Он ушёл в дом, к Нике, и закрыл за собой дверь.
Я стоял на крыльце и смотрел на свой двор, залитый светом фар, на четверых людей у черты и на голову за ней.
Хорста уже поднялась. Я не видел куда, и это было правильно.
Потом я спустился с крыльца.
* * *
Черту я пересёк на четвёртом шаге.
Никакого ощущения при этом не было, купол пропускает изнутри свободно, но снег за границей скрипел иначе, суше, я слышал этот скрип очень отчётливо, потому что больше во дворе не раздавалось ни звука.
Двадцать метров.
Я шёл прямо к голове, не сворачивая, не ускоряясь и не сбавляя считал шаги. На двенадцатом шаге он поднял голову с колец.
Он встал надо мной на высоту второго этажа.
Вблизи он был больше, чем казался из окна. Чешуя шла ровными рядами от подбородка вниз, каждая размером с ладонь, и между ними, ближе к стыку витков, я теперь и без Сонара различал свет. Изумрудные глаза с вертикальным зрачком опустились ко мне.
Я остановился в трёх метрах и поднял голову.
«Ты вышел, Лукумон», – сказал Змей.
– Да, – сказал я. – Забирай.
Он молчал.
Он изучал меня очень долго по меркам этой ночи, а я стоял и позволял ему это. Я знал, что он делает. Он искал подвох. Он четыре тысячи лет читал людей, торговался с ними, ловил их на условиях, и сейчас он проверял меня на всё, что знал и не находил, потому что искать было нечего.
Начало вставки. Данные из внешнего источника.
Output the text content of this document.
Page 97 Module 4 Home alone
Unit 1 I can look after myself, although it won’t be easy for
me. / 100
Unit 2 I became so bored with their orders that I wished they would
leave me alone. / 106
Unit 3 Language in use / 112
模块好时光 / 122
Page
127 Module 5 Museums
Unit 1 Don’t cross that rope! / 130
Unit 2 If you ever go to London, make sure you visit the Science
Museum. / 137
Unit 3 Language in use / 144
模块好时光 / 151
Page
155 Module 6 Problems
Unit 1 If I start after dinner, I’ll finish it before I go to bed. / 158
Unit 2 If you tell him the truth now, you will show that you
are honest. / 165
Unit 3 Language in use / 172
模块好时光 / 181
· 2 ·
Я действительно вышел умирать. Я не рассчитывал уцелеть, не держал в рукаве второго хода, не собирался хитрить в последний момент, и всё, что во мне было в эту минуту, читалось насквозь и совпадало со словами.
Это оказалось единственное, чего он не умел считать.
«Мне не нравится твоё спокойствие», – сказал Змей.
– Мне тоже, – сказал я. – Я предпочёл бы бояться.
«Ты идёшь на условия? Дом остаётся, женщина доживает, мальчик растёт».
– Ты дал слово, – сказал я. – Держи.
«Я держу слово четыре тысячи лет».
Ждать дальше было нельзя.
Драться Искрой я никогда не умел. Ни одному боевому приёму меня не учили, у меня оставалось только одно из того, чему меня учили, делать нужное тем, что есть под рукой.
Я открылся.
Так это можно назвать, и другого слова у меня нет. Я снял внутри себя всё, что обычно держу закрытым, всё, что бережёшь, чем дозируешь, что тратишь по капле на диагностику, русло и прижигание сосуда. Сонар, свет, тепло из груди, ту силу, которой я лечу, я выпустил это одним потоком, вперёд и вверх, прямо ему в пасть.
Змей дёрнулся.
Он принял поток на себя, и я успел увидеть, как он его читает, удар, атака, что-то, от чего надо закрыться. Он начал закрываться. Он раскрыл пасть, чтобы принять это на зубы, и тут же понял.
Это была не атака.
Это была еда. Чистая, горячая, человеческая, льющаяся сама, без сопротивления, ловушки и необходимости отнимать. Такого ему не подавали никогда.
Он рванулся ко мне и начал пить.
Щелчок я почувствовал физически, в середине груди. Это защёлкнулся рефлекс, который вырабатывался четыре тысячи лет и не имел выключателя.
Контакт установлен.
Тяга ударила по мне так, что двор пропал.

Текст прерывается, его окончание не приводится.